14 killed in Pakistan mosque blast

At least 14 people have been killed and 35 wounded in a explosion in a remote district in northwestern Pakistan, according to…

At least 14 people have been killed and 35 wounded in a explosion in a remote district in northwestern Pakistan, according to police.

"We don't know whether it was a bomb blast or somebody lobbed hand grenades into the mosque or there was some other cause of the explosion," Fida Hasan Shah, police chief of Dir district told reporters. He said the death toll could rise.

Earlier, Pakistan's army chief said Pakistan would not allow foreign troops to conduct operations on its soil after a cross-border incursion by US commandos.

The strongly-worded statement by General Ashfaq Kayani coincided with comments by the US Chairman of the Joint Chiefs of Staff, Admiral Mike Mullen, that a "more comprehensive strategy" was being formed to combat the threat from the Taliban and al Qaeda in the region.
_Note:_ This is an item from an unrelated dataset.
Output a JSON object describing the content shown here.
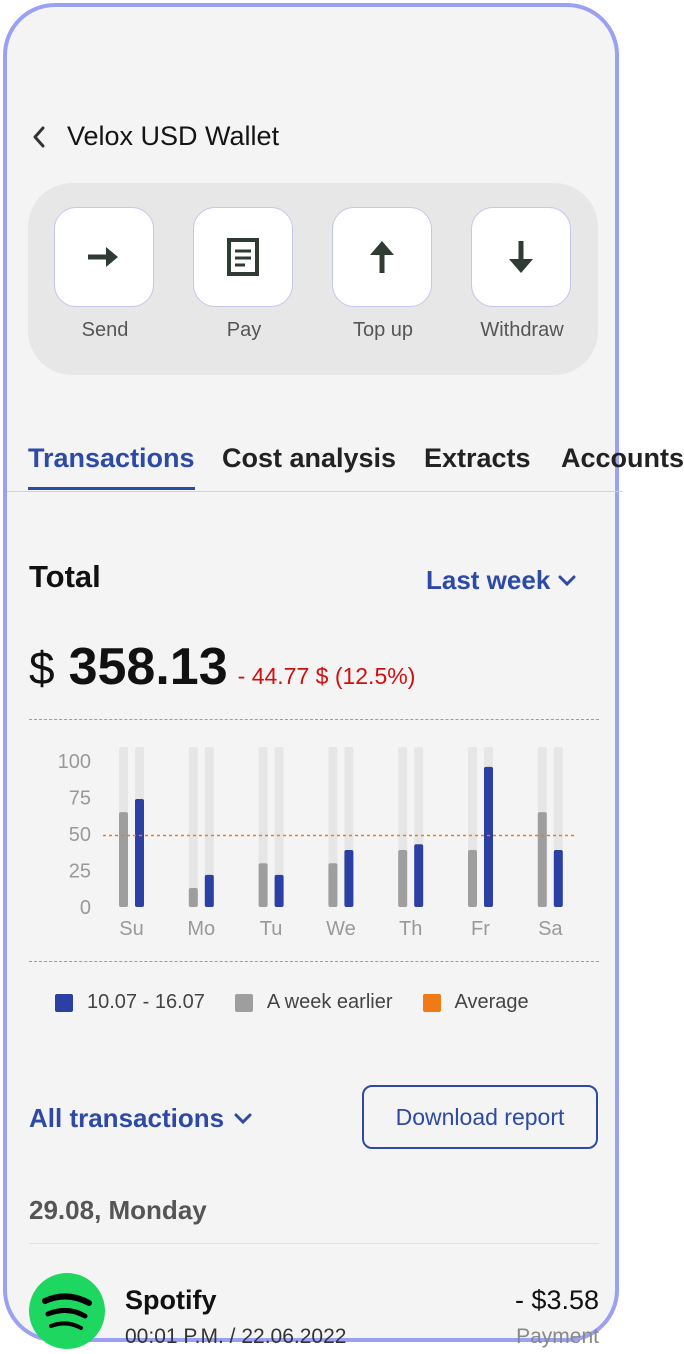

General Kayani, who met Mr Mullen and other senior U.S. commanders on an aircraft carrier in the Indian Ocean on Aug. 28, delivered a clear message that foreign forces would not be tolerated on Pakistani territory, without directly referring to Mr Mullen's comments.

"The sovereignty and territorial integrity of the country will be defended at all cost and no external force is allowed to conduct operations ... inside Pakistan," a military statement quoted General Kayani as saying.

Helicopter-borne US commandos carried out a ground assault in Pakistan's South Waziristan, a sanctuary for al Qaeda operatives, last week, the first known incursion into Pakistan by US troops since the 2001 invasion of Afghanistan, killing 20 people, including women and children.